Frank A. Buttacavoli, and each of them, with power of substitution, as 
attorney and proxy for and in the name and place of the undersigned, and 
hereby authorizes them to represent and to vote all of the shares of Common 
Stock of Parlux Fragrances, Inc. held of record as of June 28, 1996, which 
the undersigned is entitled to vote at a Special Meeting of Stockholders of 
Parlux Fragrances, Inc. to be held on August 12, 1996 at the Company 
headquarters at 3725 S.W. 30th Avenue, Fort Lauderdale, FL 33312, at 10:00 
AM local time, and at any adjournment thereof.

The Board of Directors recommends a vote FOR Proposal 1.

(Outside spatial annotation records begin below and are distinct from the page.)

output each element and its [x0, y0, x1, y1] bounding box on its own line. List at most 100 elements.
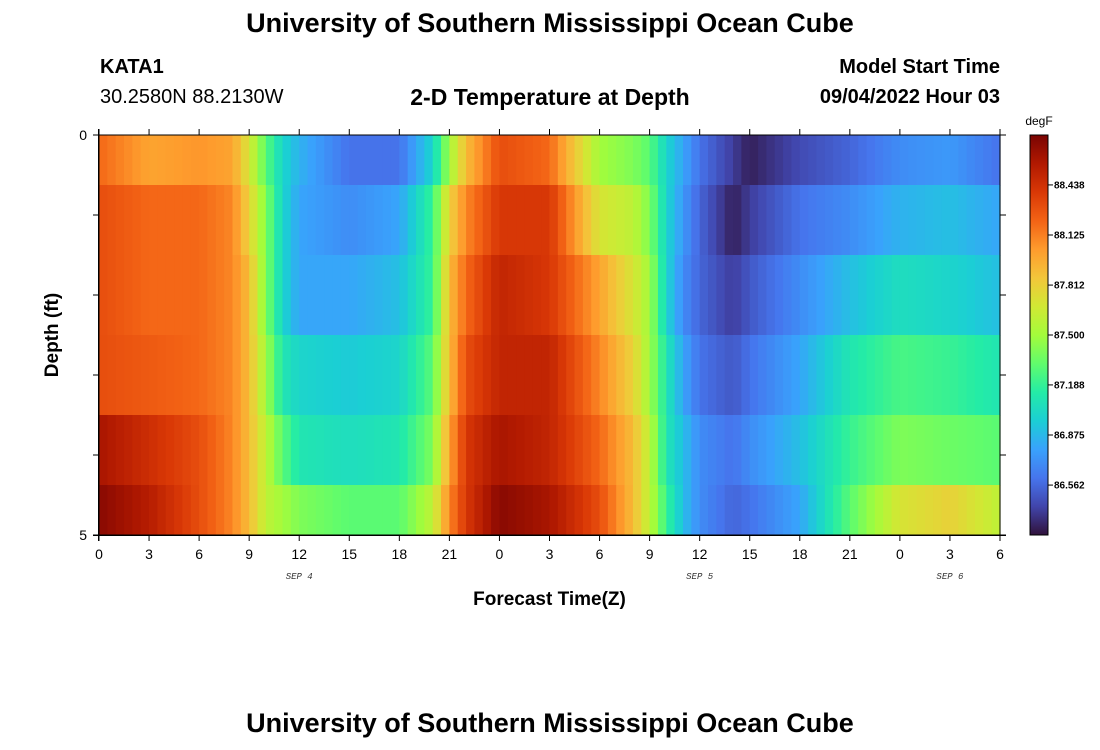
heatmap-cell [916, 335, 926, 416]
x-tick-label: 3 [946, 546, 954, 562]
heatmap-cell [249, 185, 259, 256]
heatmap-cell [349, 135, 359, 186]
heatmap-cell [599, 415, 609, 486]
heatmap-cell [265, 135, 275, 186]
heatmap-cell [524, 185, 534, 256]
heatmap-cell [841, 415, 851, 486]
heatmap-cell [783, 485, 793, 536]
heatmap-cell [357, 485, 367, 536]
heatmap-cell [307, 485, 317, 536]
heatmap-cell [324, 135, 334, 186]
heatmap-cell [849, 135, 859, 186]
heatmap-cell [607, 485, 617, 536]
heatmap-cell [874, 135, 884, 186]
heatmap-cell [833, 485, 843, 536]
heatmap-cell [315, 185, 325, 256]
heatmap-cell [858, 485, 868, 536]
heatmap-cell [265, 485, 275, 536]
heatmap-cell [866, 415, 876, 486]
heatmap-cell [516, 185, 526, 256]
heatmap-cell [624, 485, 634, 536]
colorbar-tick-label: 88.125 [1054, 231, 1085, 242]
heatmap-cell [691, 415, 701, 486]
heatmap-cell [933, 335, 943, 416]
heatmap-cell [858, 255, 868, 336]
heatmap-cell [132, 135, 142, 186]
heatmap-cell [632, 135, 642, 186]
heatmap-cell [657, 185, 667, 256]
heatmap-cell [274, 135, 284, 186]
heatmap-cell [899, 335, 909, 416]
heatmap-cell [591, 135, 601, 186]
heatmap-cell [240, 255, 250, 336]
heatmap-cell [307, 415, 317, 486]
heatmap-cell [157, 255, 167, 336]
x-date-label: SEP 5 [686, 572, 714, 582]
heatmap-cell [482, 255, 492, 336]
colorbar-tick-label: 86.562 [1054, 481, 1085, 492]
heatmap-cell [215, 255, 225, 336]
heatmap-cell [115, 255, 125, 336]
heatmap-cell [399, 485, 409, 536]
heatmap-cell [299, 185, 309, 256]
heatmap-cell [774, 135, 784, 186]
heatmap-cell [808, 415, 818, 486]
heatmap-cell [783, 415, 793, 486]
x-tick-label: 15 [742, 546, 758, 562]
heatmap-cell [582, 415, 592, 486]
heatmap-cell [599, 135, 609, 186]
heatmap-cell [799, 135, 809, 186]
heatmap-cell [499, 135, 509, 186]
heatmap-cell [374, 255, 384, 336]
heatmap-cell [365, 335, 375, 416]
heatmap-cell [290, 415, 300, 486]
heatmap-cell [566, 185, 576, 256]
heatmap-cell [808, 485, 818, 536]
heatmap-cell [140, 335, 150, 416]
heatmap-cell [866, 335, 876, 416]
heatmap-cell [224, 415, 234, 486]
heatmap-cell [457, 185, 467, 256]
heatmap-cell [474, 485, 484, 536]
heatmap-cell [340, 335, 350, 416]
heatmap-cell [991, 135, 1001, 186]
heatmap-cell [958, 415, 968, 486]
heatmap-cell [783, 335, 793, 416]
heatmap-cell [399, 335, 409, 416]
heatmap-cell [532, 485, 542, 536]
heatmap-cell [282, 485, 292, 536]
heatmap-cell [916, 185, 926, 256]
heatmap-cell [107, 185, 117, 256]
heatmap-cell [416, 185, 425, 256]
heatmap-cell [724, 185, 734, 256]
heatmap-cell [582, 255, 592, 336]
heatmap-cell [974, 185, 984, 256]
heatmap-cell [149, 415, 158, 486]
heatmap-cell [574, 185, 584, 256]
heatmap-cell [849, 255, 859, 336]
heatmap-cell [941, 415, 951, 486]
chart-subtitle: 2-D Temperature at Depth [410, 84, 690, 110]
heatmap-cell [357, 135, 367, 186]
heatmap-cell [482, 485, 492, 536]
model-start-label: Model Start Time [839, 56, 1000, 78]
heatmap-cell [365, 255, 375, 336]
heatmap-cell [407, 185, 417, 256]
heatmap-cell [958, 185, 968, 256]
heatmap-cell [491, 415, 501, 486]
heatmap-cell [232, 335, 242, 416]
heatmap-cell [240, 335, 250, 416]
heatmap-cell [607, 335, 617, 416]
heatmap-cell [315, 415, 325, 486]
heatmap-cell [507, 185, 517, 256]
heatmap-cell [783, 185, 793, 256]
heatmap-cell [390, 415, 400, 486]
station-id: KATA1 [100, 56, 164, 78]
heatmap-cell [541, 135, 551, 186]
heatmap-cell [674, 485, 684, 536]
heatmap-cell [849, 335, 859, 416]
heatmap-cell [474, 255, 484, 336]
heatmap-cell [724, 485, 734, 536]
heatmap-cell [908, 185, 918, 256]
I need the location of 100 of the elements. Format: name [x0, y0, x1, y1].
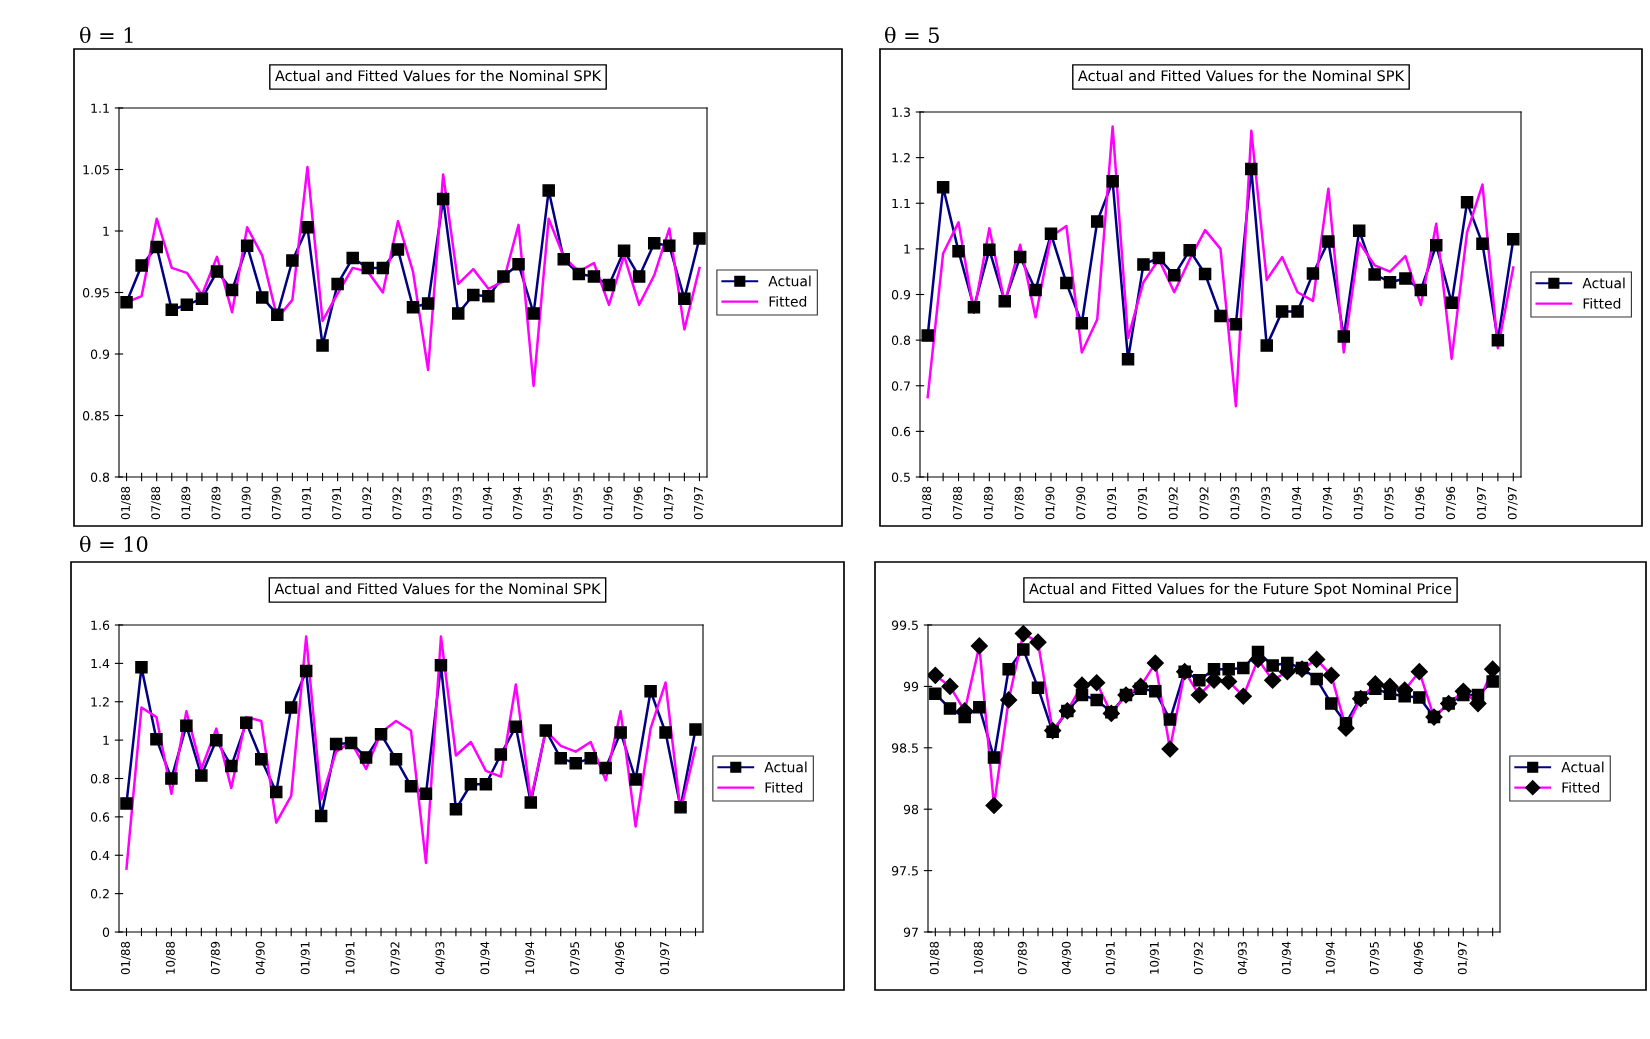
x-tick-label: 01/88: [121, 486, 131, 520]
legend-label: Fitted: [1583, 297, 1621, 309]
x-tick-label: 01/88: [922, 486, 933, 520]
x-tick-label: 07/92: [1199, 487, 1210, 520]
y-tick-label: 97.5: [891, 866, 918, 876]
chart-title: Actual and Fitted Values for the Future Spot Nominal Price: [1029, 582, 1452, 598]
chart-title: Actual and Fitted Values for the Nominal SPK: [1078, 69, 1405, 82]
x-tick-label: 01/91: [300, 942, 311, 975]
legend-label: Fitted: [1562, 781, 1600, 793]
legend-label: Fitted: [769, 295, 807, 307]
text: θ = 5: [885, 26, 939, 44]
x-tick-label: 07/89: [1017, 941, 1028, 975]
x-tick-label: 04/96: [615, 941, 625, 975]
y-tick-label: 1.1: [892, 198, 910, 208]
x-tick-label: 01/96: [603, 486, 614, 520]
x-tick-label: 10/94: [525, 941, 536, 974]
x-tick-label: 01/94: [1292, 486, 1302, 520]
x-tick-label: 07/97: [693, 487, 704, 520]
x-tick-label: 01/95: [1353, 487, 1364, 520]
y-tick-label: 0.4: [90, 850, 110, 861]
y-tick-label: 0.95: [82, 287, 109, 298]
y-tick-label: 0.6: [891, 426, 911, 437]
x-tick-label: 07/92: [392, 487, 403, 520]
x-tick-label: 01/91: [1105, 942, 1116, 975]
y-tick-label: 99: [903, 681, 919, 692]
x-tick-label: 07/91: [1137, 487, 1148, 520]
y-tick-label: 97: [903, 927, 918, 937]
legend-label: Actual: [764, 761, 807, 773]
x-tick-label: 01/97: [1476, 487, 1487, 520]
y-tick-label: 0.6: [90, 812, 110, 822]
y-tick-label: 98: [903, 804, 919, 815]
y-tick-label: 1.05: [83, 164, 109, 175]
x-tick-label: 04/90: [1061, 941, 1072, 975]
x-tick-label: 01/89: [181, 486, 192, 520]
y-tick-label: 1: [103, 735, 109, 745]
y-tick-label: 1.2: [91, 697, 109, 707]
x-tick-label: 04/93: [435, 941, 446, 975]
x-tick-label: 01/95: [543, 487, 554, 520]
x-tick-label: 10/91: [345, 942, 356, 974]
x-tick-label: 07/93: [1261, 486, 1272, 520]
legend-label: Fitted: [765, 781, 803, 793]
x-tick-label: 07/93: [452, 486, 463, 520]
y-tick-label: 0: [102, 927, 110, 937]
y-tick-label: 0.2: [90, 889, 109, 899]
x-tick-label: 07/96: [1446, 486, 1457, 520]
y-tick-label: 98.5: [891, 743, 918, 753]
x-tick-label: 07/90: [1076, 486, 1087, 520]
y-tick-label: 1.6: [91, 620, 110, 630]
text: θ = 1: [80, 26, 133, 43]
x-tick-label: 04/90: [255, 941, 266, 975]
x-tick-label: 01/88: [120, 941, 131, 975]
x-tick-label: 07/89: [210, 941, 221, 975]
x-tick-label: 01/93: [422, 486, 433, 520]
y-tick-label: 0.8: [891, 335, 911, 346]
x-tick-label: 07/95: [1369, 942, 1380, 975]
y-tick-label: 1: [904, 244, 910, 254]
x-tick-label: 10/88: [973, 941, 984, 974]
y-tick-label: 0.9: [891, 289, 911, 300]
x-tick-label: 07/94: [513, 486, 523, 520]
x-tick-label: 01/91: [301, 487, 312, 520]
x-tick-label: 07/90: [271, 486, 282, 520]
x-tick-label: 01/97: [663, 487, 674, 520]
x-tick-label: 01/94: [482, 486, 493, 520]
x-tick-label: 07/92: [1193, 942, 1204, 975]
x-tick-label: 01/96: [1415, 486, 1426, 520]
x-tick-label: 01/94: [480, 941, 491, 975]
y-tick-label: 0.7: [891, 381, 910, 391]
y-tick-label: 1.2: [892, 153, 910, 163]
x-tick-label: 10/88: [165, 941, 176, 974]
y-tick-label: 1.3: [892, 107, 910, 117]
chart-title: Actual and Fitted Values for the Nominal SPK: [274, 582, 601, 595]
x-tick-label: 07/95: [573, 487, 584, 520]
x-tick-label: 01/90: [241, 486, 252, 520]
x-tick-label: 04/96: [1413, 941, 1424, 975]
x-tick-label: 07/95: [570, 942, 581, 975]
x-tick-label: 04/93: [1237, 941, 1248, 975]
y-tick-label: 0.5: [891, 472, 910, 482]
x-tick-label: 01/92: [362, 487, 373, 520]
chart-title: Actual and Fitted Values for the Nominal SPK: [275, 69, 602, 82]
x-tick-label: 01/97: [1457, 942, 1468, 975]
x-tick-label: 01/94: [1281, 941, 1292, 975]
x-tick-label: 07/89: [211, 486, 222, 520]
x-tick-label: 07/94: [1322, 486, 1333, 520]
y-tick-label: 1: [103, 226, 109, 236]
x-tick-label: 07/95: [1384, 487, 1395, 520]
y-tick-label: 0.85: [82, 410, 109, 421]
x-tick-label: 01/92: [1168, 487, 1179, 520]
x-tick-label: 10/91: [1149, 942, 1160, 974]
y-tick-label: 1.4: [91, 659, 110, 669]
x-tick-label: 01/90: [1045, 486, 1056, 520]
x-tick-label: 07/96: [633, 486, 644, 520]
x-tick-label: 07/92: [390, 942, 401, 975]
x-tick-label: 01/89: [983, 486, 994, 520]
x-tick-label: 01/97: [660, 942, 670, 975]
x-tick-label: 07/89: [1014, 486, 1025, 520]
x-tick-label: 10/94: [1325, 941, 1336, 974]
legend-label: Actual: [1582, 277, 1625, 289]
y-tick-label: 0.8: [90, 472, 110, 482]
x-tick-label: 07/88: [151, 486, 162, 520]
y-tick-label: 99.5: [891, 620, 918, 630]
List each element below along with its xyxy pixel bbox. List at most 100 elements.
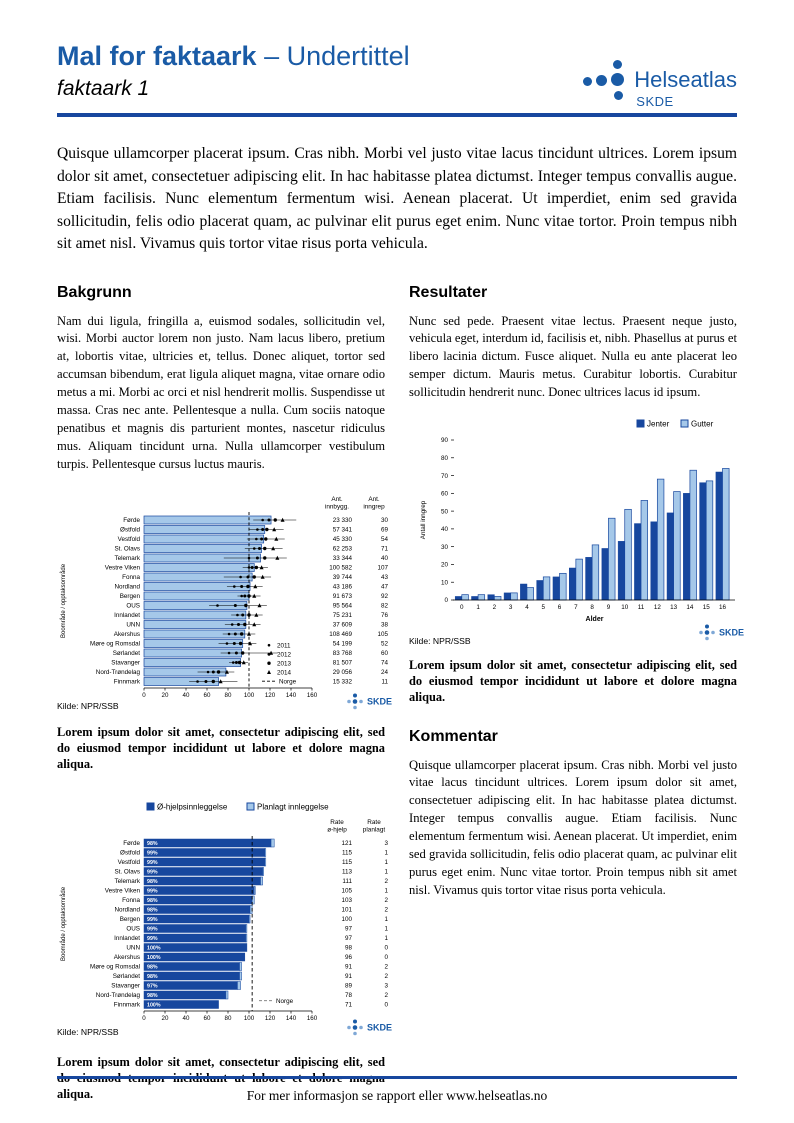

1. APPROVAL TO AMEND THE COMPANY'S CERTIFICATE OF INCORPORATION TO INCREASE 
   THE NUMBER OF SHARES OF THE COMPANY'S AUTHORIZED COMMON STOCK FROM 
   15,000,000 TO 30,000,000.



        [ ] FOR              [ ] AGAINST             [ ] ABSTAIN



   This proxy, when properly executed, will be voted in the manner directed 
herein by the undersigned stockholder.  If no direction is made, this proxy 
will be voted for Proposal 1.


                                   Please sign exactly as the name appears 
                                   on your stock certificate.  When shares 
                                   are held by joint tenants, both should 
                                   sign.  When signing as attorney, executor, 
                                   administrator, trustee or guardian, please 
                                   give title as such.  When signing as a 
                                   corporation, please sign in full corporate
                                   name by President or other authorized 
                                   officer.  If you sign for a partnership, 
                                   please sign in partnership name by an 
                                   authorized person.

                                   DATED _______________________, 1996

                                                                             
                                   Signature___________________________

                                   ____________________________________
                                   Signature (if held jointly)



            PLEASE MARK, SIGN, DATE AND RETURN THE PROXY CARD PROMPTLY 
                             USING THE ENCLOSED ENVELOPE.